Libraries - lists both direct and transitive dependencies, filterable by Type.
Findings - lists the vulnerabilities in the application/project. Filterable by vulnerabilities in direct vs. transitive dependencies.
Direct Libraries
When it comes to evaluating and mitigating risk in an application or project, you may want to focus on direct dependencies, as fixing those will often eliminate the risk present in their transitive dependencies as well.

Each line in the Direct Libraries table represents a direct dependency in your application/project and is equipped with an Actions (“kebab”) menu at the right edge of the screen, enabling you to perform several actions:
Create Issue - allows you to create a Jira issue. Requires an active connection to your Jira.
Suppress - allows you to suppress all the findings detected for the library in question.
While suppressing the findings, it is recommended to add a Suppress reason. This information will be visible in the VEX section of the CycloneDX SBOM report.

You can opt for one of the pre-defined Suppress reasons. Opting for “Other” enables you to add a free-text comment, which will be visible under the Comment column. This column is not displayed by default and should be added to the table using the Columns menu at the right edge of the table.

Unsuppress - allows you to undo a suppression. Only available for suppressed libraries.
Bulk Actions - Both Suppress and Unsuppress are supported as bulk actions. To perform a bulk action, multi-select the libraries you wish to perform the action on and then click the Actions button located above the top right corner of the table.

Libraries
The Libraries tab lists both direct and transitive dependencies.
The Direct Name column specifies the direct library of a transitive dependency.
Note that you can use the Type column’s filter to list only direct dependencies, only transitive dependencies, or dependencies that are both direct and transitive.

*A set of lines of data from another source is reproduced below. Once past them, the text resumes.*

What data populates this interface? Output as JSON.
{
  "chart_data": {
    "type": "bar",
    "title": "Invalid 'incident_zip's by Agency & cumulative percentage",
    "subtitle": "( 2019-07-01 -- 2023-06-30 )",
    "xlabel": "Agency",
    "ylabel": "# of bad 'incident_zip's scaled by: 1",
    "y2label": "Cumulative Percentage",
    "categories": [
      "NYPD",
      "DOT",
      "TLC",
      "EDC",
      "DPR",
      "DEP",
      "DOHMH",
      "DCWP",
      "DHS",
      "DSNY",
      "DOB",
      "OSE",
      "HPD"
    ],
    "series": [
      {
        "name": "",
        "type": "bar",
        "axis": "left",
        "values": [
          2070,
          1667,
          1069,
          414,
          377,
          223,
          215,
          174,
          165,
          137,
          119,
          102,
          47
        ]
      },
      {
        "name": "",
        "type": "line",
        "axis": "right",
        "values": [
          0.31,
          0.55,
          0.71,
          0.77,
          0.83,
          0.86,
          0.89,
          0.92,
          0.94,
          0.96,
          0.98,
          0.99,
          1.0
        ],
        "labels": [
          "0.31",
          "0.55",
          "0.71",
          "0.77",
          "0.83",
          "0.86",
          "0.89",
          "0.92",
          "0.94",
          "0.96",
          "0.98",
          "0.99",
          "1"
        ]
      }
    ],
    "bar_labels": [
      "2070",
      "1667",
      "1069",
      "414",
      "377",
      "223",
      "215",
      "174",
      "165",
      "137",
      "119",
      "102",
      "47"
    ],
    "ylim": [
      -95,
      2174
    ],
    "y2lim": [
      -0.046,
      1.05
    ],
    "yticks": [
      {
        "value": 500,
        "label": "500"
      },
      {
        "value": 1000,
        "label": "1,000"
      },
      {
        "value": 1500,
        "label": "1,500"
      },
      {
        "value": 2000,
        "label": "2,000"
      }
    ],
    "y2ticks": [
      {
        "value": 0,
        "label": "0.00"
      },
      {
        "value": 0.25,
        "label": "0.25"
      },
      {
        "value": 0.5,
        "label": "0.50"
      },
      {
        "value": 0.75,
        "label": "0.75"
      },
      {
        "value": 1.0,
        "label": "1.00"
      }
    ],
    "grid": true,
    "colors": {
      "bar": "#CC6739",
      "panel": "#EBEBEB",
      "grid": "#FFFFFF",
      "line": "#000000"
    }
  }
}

Note: The Actions menu in the Libraries table allows you to suppress and unsupppress findings, but does not contain the option to create a Jira issue.
Findings
When reviewing an application or project’s dependencies in the Mend AppSec Platform, you will often want to switch to the Findings tab, to see all the detected findings in a table. This is called the Findings Table.

The Findings Table
You can select which columns to display in the table using the Columns menu on the right:

Each finding is displayed in a separate line. Clicking the value in each column will reveal additional information pertaining to that column.
For example:
Clicking the Project value will take you to the Project Summary page of the project containing the relevant finding.
Clicking the finding itself (the CVE) will spawn a side-panel containing additional information about the finding.
Note: The Actions menu in the Findings table allows you to suppress and unsupppress findings, but does not contain the option to create a Jira issue.
The Finding Side-Panel
Clicking the CVE itself will spawn a side-panel on the right, containing 3 tabs: Overview, Remediation, Risk.
The Overview Tab
The Overview tab is the default tab for a finding. It contains robust information about the CVE grouped into the Security Overview, CVE Information, CVSS Score and References collapsible sections.

The Overview tab (all sections collapsed)

The Overview tab - Security Overview and CVE Information

The Overview tab - CVSS Score and References
The Remediation Tab
The Remediation tab contains information about the Recommended Fix, often in the form of an upgrade path for the vulnerable library in question:

The Risk Tab
The Risk tab contains information about Risk factors such as exploitability:

Suppress a Finding
The Suppress and Unsuppress actions available from the Actions menu in the Findings table, are also available in the finding side-panel, as depicted below.

While suppressing a finding, it is recommended to add a Suppress reason:

You can opt for one of the pre-defined Suppress reasons. Opting for “Other” enables you to add a comment, which will be visible under the Comment column. This column is not displayed by default and should be added to the table using the Columns menu at the right edge of the table.

Note: The Suppress reason will be visible in the VEX section of the CycloneDX SBOM report.